One sign that I’m getting older is how often I try to explain the greatest of heroes from yesteryear.
Trying to tell a 20-something about the greatness of Michael Jordan is similar to speaking to them about the brilliance of Eddie Murphy circa the 1980s. Sure, he played Donkey in Shrek and put a few other family-friendly films under his belt during the past couple of decades, but there's nothing like unedited Eddie.
And what better reason could there be for him to drop some more of his beloved F-bombs than playing Rudy Ray Moore in the Netflix film Dolemite Is My Name.
The film was directed by Craig Brewer, the writer/director of Hustle & Flow, and the two movies have a similar feel, following characters who hope to get out of their ruts and make it big. Dolemite starts with Moore trying to convince a disc jockey (Snoop Dogg) in a record store to play one of his songs. After his elevator pitch, More is told, “Sometimes our dreams don't come true.”
After the rejection, we see Moore work as a manager at a record store by day and moonlight as a host for a local club. Rudy's a jack of multiple trades and a master of none, landing closer to a vaudeville act than a true comedian. He gets inspired when a homeless regular stops by the record store and tells his stories as a character named Dolemite that talks slick s#!t in rhyme (think Muhammad Ali's poetry before fights).
Moore decides to find this man and, armed with a bottle of booze and several dollar bills, record all the stories from the guys on the block that speak this code. When Moore tries his subsequent new act out at the club, it's a hit.
It wasn't rocket science, but adding a “motherf#!ker” to any sentence makes it sound funnier (if Eddie hadn’t gotten this role, Samuel L. Jackson would have taken to it like a fish to water).
And here's where the movie feels like it really gets started. By no means is Eddie Murphy doing a Rudy Ray Moore impersonation. Which in hindsight is a good thing. That he sounds and acts like Eddie is the charm of the film. You also see that he's having a blast working with a supporting cast of comedians, including Mike Epps and Craig Robinson, who play Moore’s friends Jimmy and Ben, respectively.
After a record label gets wind of Moore's new comedy routine, he makes, cutting live records and doing comedy clubs. After hanging out with his friends one Christmas night, he suggests they see The Front Page, a comedy by Billy Wilder. Underwhelmed by what they consider a lack of laughs — and a lack of black folks — Moore has an epiphany: Putting the Dolemite character on film could really make it big.

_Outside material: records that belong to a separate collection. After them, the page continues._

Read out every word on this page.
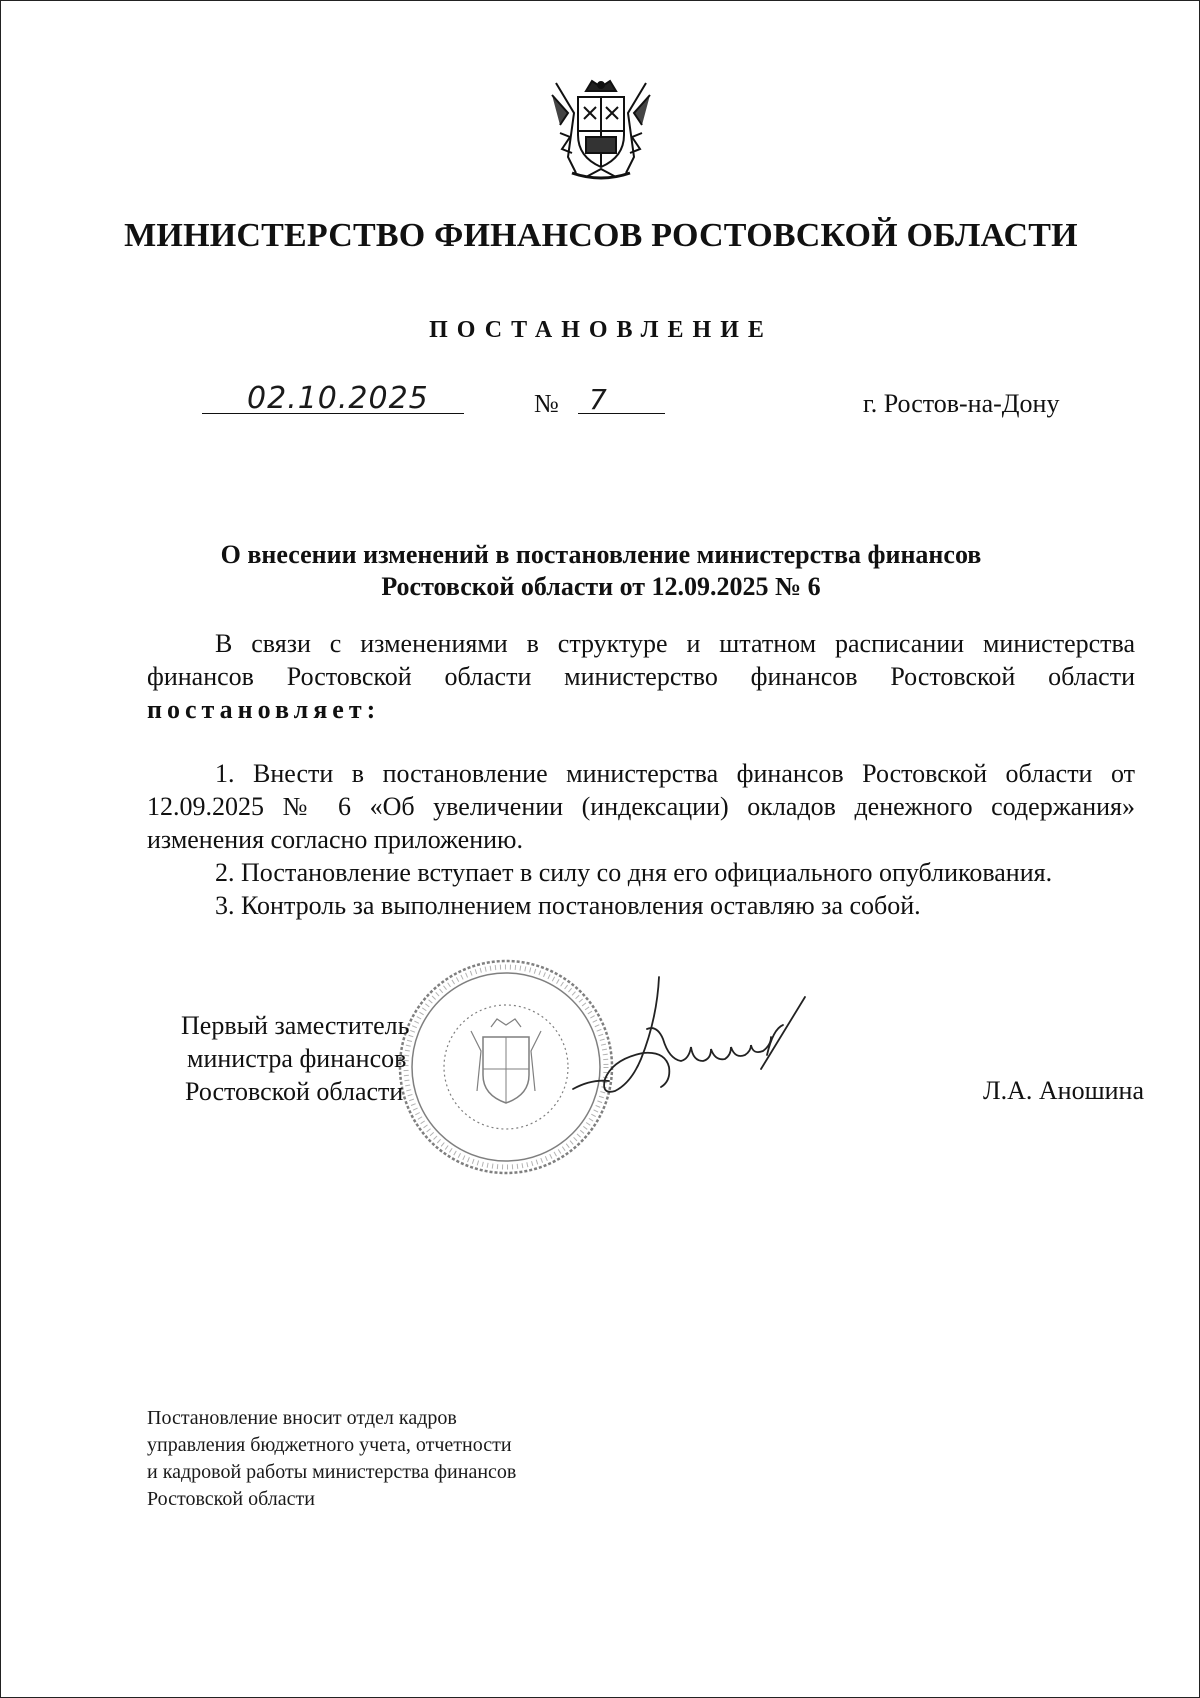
МИНИСТЕРСТВО ФИНАНСОВ РОСТОВСКОЙ ОБЛАСТИ
ПОСТАНОВЛЕНИЕ
02.10.2025	№ 7	г. Ростов-на-Дону
О внесении изменений в постановление министерства финансов
Ростовской области от 12.09.2025 № 6
В связи с изменениями в структуре и штатном расписании министерства финансов Ростовской области министерство финансов Ростовской области постановляет:

1. Внести в постановление министерства финансов Ростовской области от 12.09.2025 № 6 «Об увеличении (индексации) окладов денежного содержания» изменения согласно приложению.

2. Постановление вступает в силу со дня его официального опубликования.

3. Контроль за выполнением постановления оставляю за собой.

Первый заместитель
министра финансов
Ростовской области	Л.А. Аношина
Постановление вносит отдел кадров
управления бюджетного учета, отчетности
и кадровой работы министерства финансов
Ростовской области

The movie then tackles the making of the first Dolemite movie. Moore finds a local playwright Jerry Jones (Keegan-Michael Key) to pen the film, grabs a director in D'Urville Martin (an amazing Wesley Snipes), the only person involved with past film experience, and Moore’s muse, Lady Reed (a breakout performance from Da'Vine Joy Randolph).
The moviemaking portion of Dolemite comes off as a love letter to the people (such as myself) that grew up on Moore and his films. We are in on the joke when Moore decides to do Kung Fu scenes that clearly look awful, but nobody could tell him that he wasn't a black Bruce Lee. When a giddy, grinning Murphy asked if it was “better than Shaft,” I burst out laughing.
That's the joy of the movie. It's not an Oscar contender, but so what? It's a great vehicle for Eddie to come back to R-rated entertainment, and an excuse to hang out with all the comedians that he influenced along the way.
Dolemite Is My Name honors the spirit of elder black comedians, a familiar look for Eddie. When he did Harlem Nights, he made it a point to include some of his biggest inspirations — Richard Pryor, Redd Foxx, Robin Harris, Della Reese.
Likewise, Eddie’s spin through Moore’s story isn't a biopic. It's a love song.